Design of wash-free fluorescent probes with alkyl chain length modulation strategy for mitochondrial viscosity detection and alcoholic liver injury diagnosis
摘要
Abnormal alterations in mitochondrial viscosity, an important biophysical indicator of the mitochondrial microenvironment and functional health, are strongly linked to the initiation and progression of many diseases. Herein, a series of fluorescent probes (MPS1–MPS5) targeting mitochondria were designed and synthesized featuring adjustable alkyl chain lengths, which exhibit high sensitivity to viscosity and enable precise monitoring of mitochondrial dysfunction. We systematically examined how varying the chain length affects the photophysical properties of these probes. Our results revealed that increasing the length of the alkyl chain on the pyridine nitrogen enhanced the probes’ sensitivity to viscosity. Among the series, MPS5, which incorporates a pentyl group and operates based on the twisted intramolecular charge transfer (TICT) mechanism, exhibited the most significant fluorescence enhancement, making it the most effective probe for detecting changes in mitochondrial viscosity. Notably, MPS5 exhibited excellent anti-interference capability, enabling precise mitochondrial imaging without the need for washing. Experimental data confirmed that MPS5 can distinctly differentiate mitochondrial viscosity under various physiological states, offering a powerful tool for studying cellular energy metabolism and dysfunction.

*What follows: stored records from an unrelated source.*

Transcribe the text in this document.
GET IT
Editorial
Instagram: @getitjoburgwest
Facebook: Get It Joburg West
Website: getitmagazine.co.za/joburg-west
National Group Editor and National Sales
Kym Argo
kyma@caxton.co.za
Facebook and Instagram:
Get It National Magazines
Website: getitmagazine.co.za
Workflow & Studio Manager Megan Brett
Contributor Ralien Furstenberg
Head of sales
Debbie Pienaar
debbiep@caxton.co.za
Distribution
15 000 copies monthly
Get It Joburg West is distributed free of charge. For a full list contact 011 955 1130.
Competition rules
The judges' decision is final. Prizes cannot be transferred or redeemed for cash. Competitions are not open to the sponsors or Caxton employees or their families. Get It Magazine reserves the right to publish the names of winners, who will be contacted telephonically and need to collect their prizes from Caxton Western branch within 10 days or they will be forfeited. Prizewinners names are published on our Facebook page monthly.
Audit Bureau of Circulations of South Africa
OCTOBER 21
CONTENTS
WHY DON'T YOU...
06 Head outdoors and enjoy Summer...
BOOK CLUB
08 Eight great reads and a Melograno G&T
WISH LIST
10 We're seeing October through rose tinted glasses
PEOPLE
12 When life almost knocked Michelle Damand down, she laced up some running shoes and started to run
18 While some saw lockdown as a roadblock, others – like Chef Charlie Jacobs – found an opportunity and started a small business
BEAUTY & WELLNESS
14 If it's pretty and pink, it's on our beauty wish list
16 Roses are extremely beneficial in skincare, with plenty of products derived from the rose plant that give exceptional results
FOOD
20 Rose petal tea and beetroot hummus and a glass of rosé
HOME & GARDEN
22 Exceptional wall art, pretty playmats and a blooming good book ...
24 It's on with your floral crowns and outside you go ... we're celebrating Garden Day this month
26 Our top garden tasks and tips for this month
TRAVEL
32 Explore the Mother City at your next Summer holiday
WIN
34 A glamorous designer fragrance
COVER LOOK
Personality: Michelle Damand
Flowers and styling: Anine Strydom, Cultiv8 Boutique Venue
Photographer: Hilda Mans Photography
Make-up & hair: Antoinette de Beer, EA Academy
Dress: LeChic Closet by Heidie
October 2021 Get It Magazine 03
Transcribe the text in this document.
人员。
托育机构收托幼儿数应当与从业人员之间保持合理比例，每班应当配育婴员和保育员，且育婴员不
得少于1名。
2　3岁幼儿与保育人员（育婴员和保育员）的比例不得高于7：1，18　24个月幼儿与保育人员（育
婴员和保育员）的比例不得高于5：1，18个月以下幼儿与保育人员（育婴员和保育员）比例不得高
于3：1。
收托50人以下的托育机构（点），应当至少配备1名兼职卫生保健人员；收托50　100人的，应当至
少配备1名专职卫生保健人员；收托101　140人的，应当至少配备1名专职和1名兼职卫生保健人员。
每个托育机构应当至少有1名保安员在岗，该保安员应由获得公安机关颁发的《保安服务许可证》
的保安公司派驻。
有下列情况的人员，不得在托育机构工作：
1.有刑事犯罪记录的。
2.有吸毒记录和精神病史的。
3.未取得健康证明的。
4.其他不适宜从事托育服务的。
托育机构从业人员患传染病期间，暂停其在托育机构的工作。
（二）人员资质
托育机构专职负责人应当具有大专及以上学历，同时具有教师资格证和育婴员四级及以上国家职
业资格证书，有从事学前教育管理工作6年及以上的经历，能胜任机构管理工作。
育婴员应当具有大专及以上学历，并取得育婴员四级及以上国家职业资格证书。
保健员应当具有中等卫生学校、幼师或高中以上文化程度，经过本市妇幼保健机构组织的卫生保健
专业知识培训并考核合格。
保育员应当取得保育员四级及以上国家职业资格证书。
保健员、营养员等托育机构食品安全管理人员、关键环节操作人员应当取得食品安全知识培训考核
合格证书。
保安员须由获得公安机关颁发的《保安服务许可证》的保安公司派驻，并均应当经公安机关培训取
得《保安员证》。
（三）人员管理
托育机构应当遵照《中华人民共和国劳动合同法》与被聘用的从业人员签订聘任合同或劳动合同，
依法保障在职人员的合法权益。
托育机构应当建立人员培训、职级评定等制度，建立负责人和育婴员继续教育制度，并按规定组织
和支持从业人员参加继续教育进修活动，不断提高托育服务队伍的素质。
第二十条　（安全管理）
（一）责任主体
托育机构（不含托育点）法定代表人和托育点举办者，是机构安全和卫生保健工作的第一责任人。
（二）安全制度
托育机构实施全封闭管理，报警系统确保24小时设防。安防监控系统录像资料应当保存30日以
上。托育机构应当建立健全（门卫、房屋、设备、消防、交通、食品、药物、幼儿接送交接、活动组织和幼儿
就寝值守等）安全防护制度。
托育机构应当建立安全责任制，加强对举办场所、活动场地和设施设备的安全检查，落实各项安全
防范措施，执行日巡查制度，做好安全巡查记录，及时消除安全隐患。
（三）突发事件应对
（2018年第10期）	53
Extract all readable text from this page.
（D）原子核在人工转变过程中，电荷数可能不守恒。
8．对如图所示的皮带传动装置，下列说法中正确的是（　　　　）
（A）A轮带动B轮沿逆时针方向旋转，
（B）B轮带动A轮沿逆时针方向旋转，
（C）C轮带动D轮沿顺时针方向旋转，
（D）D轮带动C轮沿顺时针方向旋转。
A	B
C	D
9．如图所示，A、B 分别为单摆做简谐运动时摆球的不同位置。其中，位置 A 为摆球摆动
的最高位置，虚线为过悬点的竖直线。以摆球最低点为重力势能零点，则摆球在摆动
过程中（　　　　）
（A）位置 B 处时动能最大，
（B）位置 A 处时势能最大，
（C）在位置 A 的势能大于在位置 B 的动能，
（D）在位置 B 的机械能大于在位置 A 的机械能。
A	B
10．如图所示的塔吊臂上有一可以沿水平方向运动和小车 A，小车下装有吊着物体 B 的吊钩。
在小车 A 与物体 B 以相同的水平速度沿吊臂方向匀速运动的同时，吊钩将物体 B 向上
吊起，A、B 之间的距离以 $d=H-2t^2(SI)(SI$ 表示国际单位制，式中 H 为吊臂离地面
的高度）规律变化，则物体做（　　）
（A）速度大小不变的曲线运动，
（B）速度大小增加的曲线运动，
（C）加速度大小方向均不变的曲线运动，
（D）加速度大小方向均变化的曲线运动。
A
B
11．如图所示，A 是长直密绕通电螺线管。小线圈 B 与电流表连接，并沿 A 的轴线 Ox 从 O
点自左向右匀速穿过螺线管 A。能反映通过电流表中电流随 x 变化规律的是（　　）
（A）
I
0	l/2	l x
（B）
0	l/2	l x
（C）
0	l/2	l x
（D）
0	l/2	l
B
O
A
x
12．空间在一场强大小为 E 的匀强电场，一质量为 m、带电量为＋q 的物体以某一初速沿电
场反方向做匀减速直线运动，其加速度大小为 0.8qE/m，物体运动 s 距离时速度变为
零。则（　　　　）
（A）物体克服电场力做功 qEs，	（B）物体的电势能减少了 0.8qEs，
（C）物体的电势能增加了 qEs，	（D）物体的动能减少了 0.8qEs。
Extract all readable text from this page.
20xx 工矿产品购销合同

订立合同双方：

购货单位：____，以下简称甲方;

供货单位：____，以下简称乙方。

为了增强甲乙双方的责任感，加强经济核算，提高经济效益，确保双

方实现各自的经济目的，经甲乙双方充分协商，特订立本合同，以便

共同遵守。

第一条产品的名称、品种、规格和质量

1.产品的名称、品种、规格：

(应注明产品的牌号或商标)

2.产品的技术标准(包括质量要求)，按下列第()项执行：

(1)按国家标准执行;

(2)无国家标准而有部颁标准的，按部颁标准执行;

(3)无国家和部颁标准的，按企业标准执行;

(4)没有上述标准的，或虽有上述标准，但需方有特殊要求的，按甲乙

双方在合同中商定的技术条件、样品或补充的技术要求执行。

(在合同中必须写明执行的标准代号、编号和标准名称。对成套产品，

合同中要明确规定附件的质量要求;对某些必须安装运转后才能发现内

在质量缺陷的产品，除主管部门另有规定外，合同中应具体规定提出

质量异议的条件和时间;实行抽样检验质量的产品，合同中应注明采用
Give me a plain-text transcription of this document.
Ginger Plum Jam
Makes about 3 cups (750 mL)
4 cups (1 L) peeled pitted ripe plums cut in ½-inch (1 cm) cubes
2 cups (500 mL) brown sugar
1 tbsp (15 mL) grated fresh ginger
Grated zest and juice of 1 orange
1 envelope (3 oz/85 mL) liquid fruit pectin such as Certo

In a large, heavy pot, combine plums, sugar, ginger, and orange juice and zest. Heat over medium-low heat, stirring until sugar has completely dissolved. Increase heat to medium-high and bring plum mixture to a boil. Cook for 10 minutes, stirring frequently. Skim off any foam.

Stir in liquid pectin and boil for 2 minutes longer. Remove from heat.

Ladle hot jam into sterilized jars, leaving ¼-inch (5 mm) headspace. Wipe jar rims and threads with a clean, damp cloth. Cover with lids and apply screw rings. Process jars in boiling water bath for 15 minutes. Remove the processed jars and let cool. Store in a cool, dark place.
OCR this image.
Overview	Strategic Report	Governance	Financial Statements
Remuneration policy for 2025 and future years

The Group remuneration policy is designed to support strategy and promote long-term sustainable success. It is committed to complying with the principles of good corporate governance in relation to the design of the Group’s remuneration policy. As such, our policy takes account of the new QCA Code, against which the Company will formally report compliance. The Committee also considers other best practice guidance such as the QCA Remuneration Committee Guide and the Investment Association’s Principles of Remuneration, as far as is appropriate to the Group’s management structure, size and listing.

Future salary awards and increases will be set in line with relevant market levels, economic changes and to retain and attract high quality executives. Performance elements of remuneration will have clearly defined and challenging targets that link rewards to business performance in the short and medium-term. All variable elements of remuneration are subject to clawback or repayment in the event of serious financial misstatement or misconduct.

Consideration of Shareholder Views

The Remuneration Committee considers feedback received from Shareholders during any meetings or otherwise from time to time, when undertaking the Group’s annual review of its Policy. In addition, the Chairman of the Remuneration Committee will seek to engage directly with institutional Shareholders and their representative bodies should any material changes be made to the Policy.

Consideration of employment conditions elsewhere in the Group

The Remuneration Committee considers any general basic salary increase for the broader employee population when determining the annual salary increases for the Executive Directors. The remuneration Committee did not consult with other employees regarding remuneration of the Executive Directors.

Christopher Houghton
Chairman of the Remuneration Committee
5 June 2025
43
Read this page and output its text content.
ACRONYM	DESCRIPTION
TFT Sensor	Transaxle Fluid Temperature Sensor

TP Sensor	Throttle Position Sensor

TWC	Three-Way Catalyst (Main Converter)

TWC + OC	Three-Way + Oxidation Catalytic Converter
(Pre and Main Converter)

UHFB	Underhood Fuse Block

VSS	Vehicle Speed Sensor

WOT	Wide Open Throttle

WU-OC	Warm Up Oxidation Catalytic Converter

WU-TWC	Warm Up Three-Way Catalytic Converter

Moreover, MPS5 was found to be capable of ultra-low concentration imaging, achieving a detection limit as low as 50 nM. Subsequent studies also demonstrated that MPS5 could effectively assess the impact of different drug interventions on mitochondrial viscosity abnormalities in disease models, highlighting its potential for drug efficacy evaluation. Notably, MPS5 also enables the assessment of acute alcoholic liver injury in mouse models at the organ level.